A poem that incorporates two different rhyme schemes, producing two subtly different results. It was difficult but fun to write.
Lawn (a)
It was fine lawn grass, still bright with dew
And middle-morning light, cool on bare feet;
The air was sweet with pines, the sky was blue
With fleet white sailing-clouds in sunlit heat.
A hundred doves and pigeons cooed their grey
Feather-down plenitude high in the trees
Against the green grass slope of summer’s day.

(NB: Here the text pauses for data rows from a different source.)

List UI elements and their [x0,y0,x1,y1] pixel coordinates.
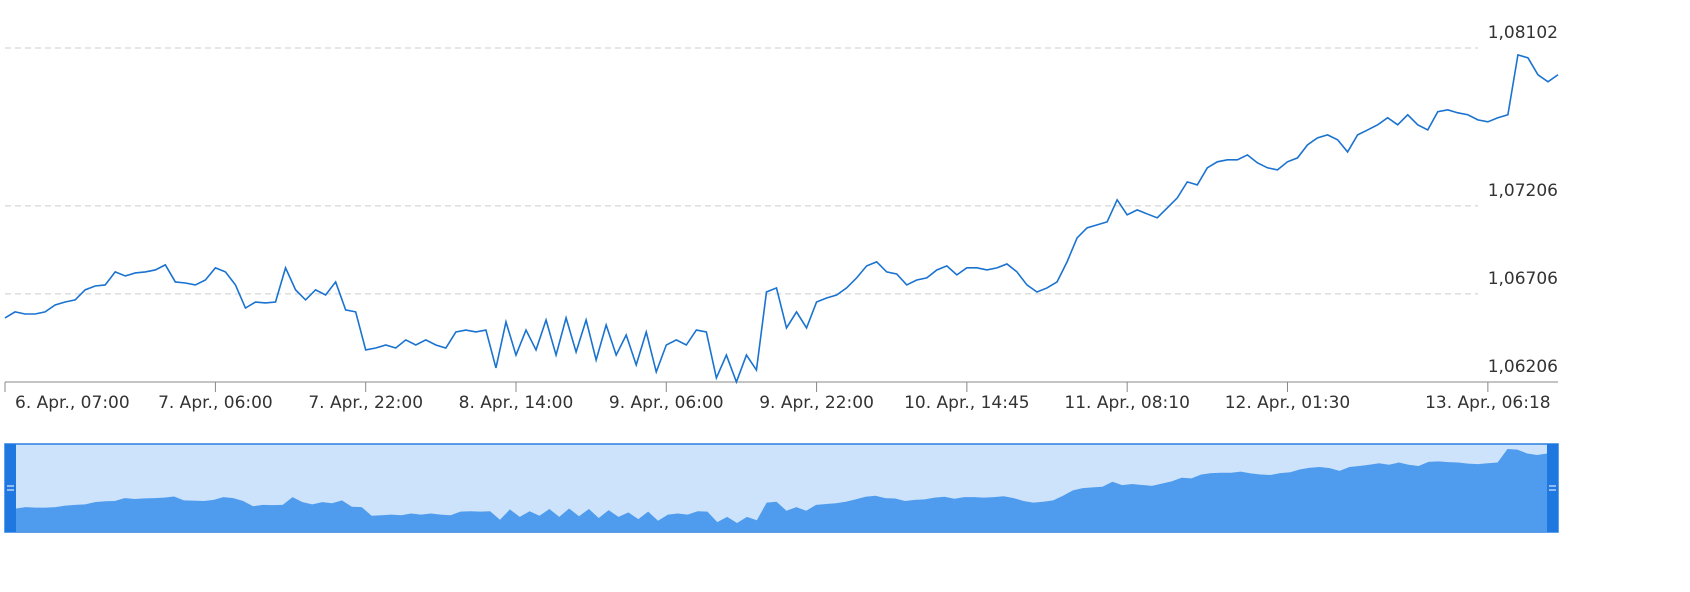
x-tick-label: 11. Apr., 08:10 [1064,393,1190,413]
x-tick-label: 12. Apr., 01:30 [1225,393,1351,413]
navigator-handle[interactable] [5,444,16,532]
x-tick-label: 8. Apr., 14:00 [459,393,574,413]
x-tick-label: 10. Apr., 14:45 [904,393,1030,413]
navigator-area [16,448,1547,531]
x-tick-label: 7. Apr., 06:00 [158,393,273,413]
x-tick-label: 13. Apr., 06:18 [1425,393,1551,413]
x-tick-label: 9. Apr., 22:00 [759,393,874,413]
navigator-handle[interactable] [1547,444,1558,532]
y-tick-label: 1,08102 [1488,23,1558,43]
x-tick-label: 6. Apr., 07:00 [15,393,130,413]
y-tick-label: 1,07206 [1488,181,1558,201]
navigator [4,443,1559,533]
x-tick-label: 9. Apr., 06:00 [609,393,724,413]
y-tick-label: 1,06206 [1488,357,1558,377]
y-tick-label: 1,06706 [1488,269,1558,289]
price-line [4,53,1559,385]
x-tick-label: 7. Apr., 22:00 [308,393,423,413]
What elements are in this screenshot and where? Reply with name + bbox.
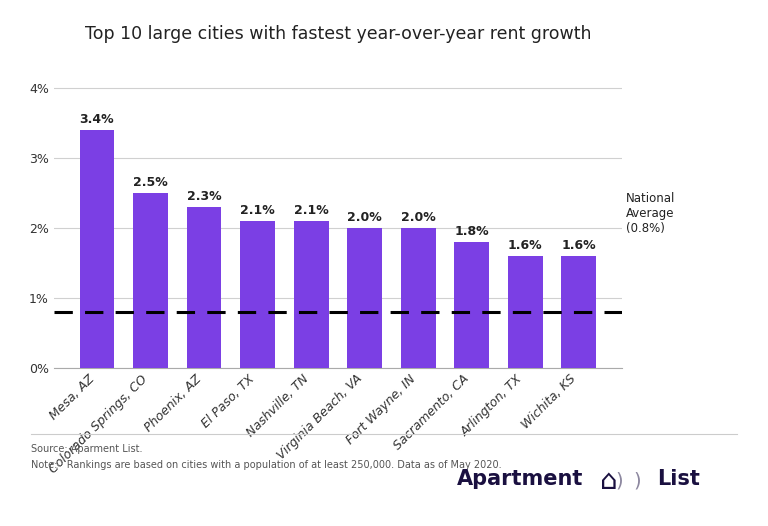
Text: ): ) (634, 471, 641, 490)
Text: 2.0%: 2.0% (347, 211, 382, 224)
Text: ): ) (615, 471, 623, 490)
Text: 2.1%: 2.1% (294, 204, 329, 217)
Text: 2.3%: 2.3% (187, 190, 221, 203)
Text: 2.5%: 2.5% (133, 176, 168, 189)
Bar (455, 242, 489, 368)
Bar (347, 228, 382, 368)
Bar (187, 207, 221, 368)
Bar (401, 228, 435, 368)
Text: 1.8%: 1.8% (455, 225, 489, 238)
Bar (508, 256, 543, 368)
Bar (80, 130, 114, 368)
Text: List: List (657, 469, 700, 489)
Text: 2.1%: 2.1% (240, 204, 275, 217)
Text: ⌂: ⌂ (601, 467, 617, 495)
Bar (240, 221, 275, 368)
Text: 2.0%: 2.0% (401, 211, 435, 224)
Bar (293, 221, 329, 368)
Text: Note:   Rankings are based on cities with a population of at least 250,000. Data: Note: Rankings are based on cities with … (31, 460, 502, 470)
Text: National
Average
(0.8%): National Average (0.8%) (626, 191, 675, 235)
Text: Apartment: Apartment (457, 469, 584, 489)
Text: 1.6%: 1.6% (561, 239, 596, 252)
Bar (561, 256, 596, 368)
Text: 3.4%: 3.4% (80, 113, 114, 126)
Bar (133, 193, 168, 368)
Text: 1.6%: 1.6% (508, 239, 543, 252)
Title: Top 10 large cities with fastest year-over-year rent growth: Top 10 large cities with fastest year-ov… (84, 25, 591, 43)
Text: Source: Aparment List.: Source: Aparment List. (31, 444, 142, 454)
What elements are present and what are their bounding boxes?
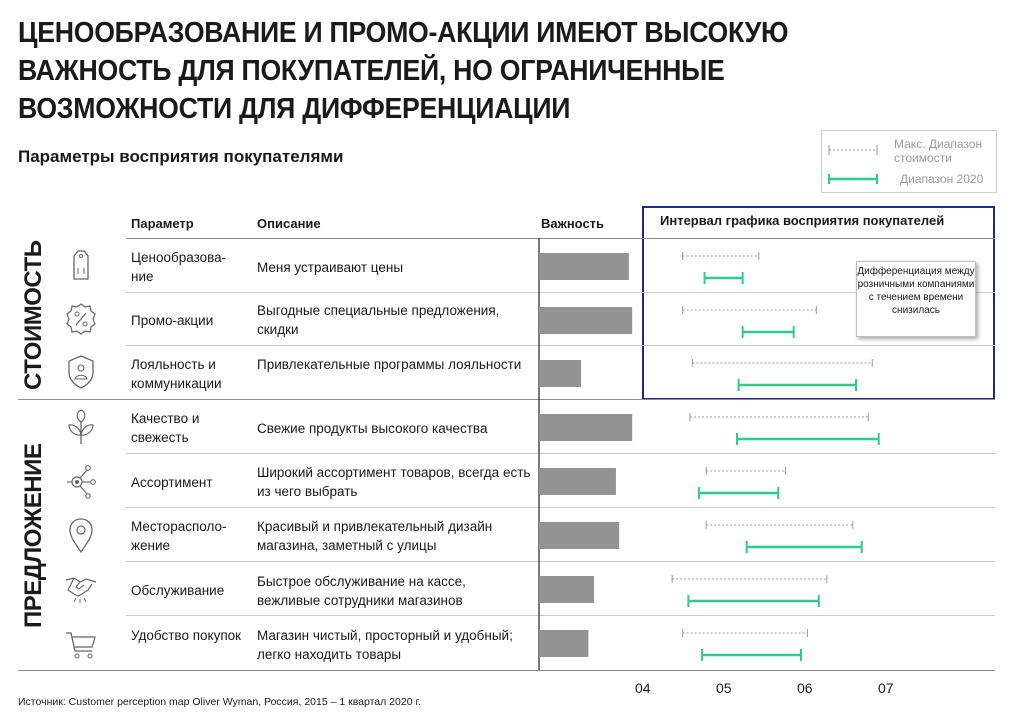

All these were tokens of the season’s ease.
Now there’s kikuyu and the lawn is gone,
The pines have been cut down, the out-buildings
And working things about the yard torn down;
The sting of absence that remembrance brings,
Constricting, swollen tight like summer pain
Through forty years that will not come again.
Lawn (b)
It was fine lawn grass, still bright
With dew and middle-morning light,
Cool on bare feet; the air was sweet
With pines, the sky was blue with fleet
White sailing-clouds in sunlit heat.
A hundred doves and pigeons cooed
Their grey feather-down plenitude
High in the trees against the green
Grass slope of summer’s day. All these
Were tokens of the season’s ease.
Now there’s kikuyu and the lawn
Is gone, the pines have been cut down,
The out-buildings and working things
About the yard torn down; the sting
Of absence that remembrance brings,
Constricting, swollen tight like summer pain
Through forty years that will not come again.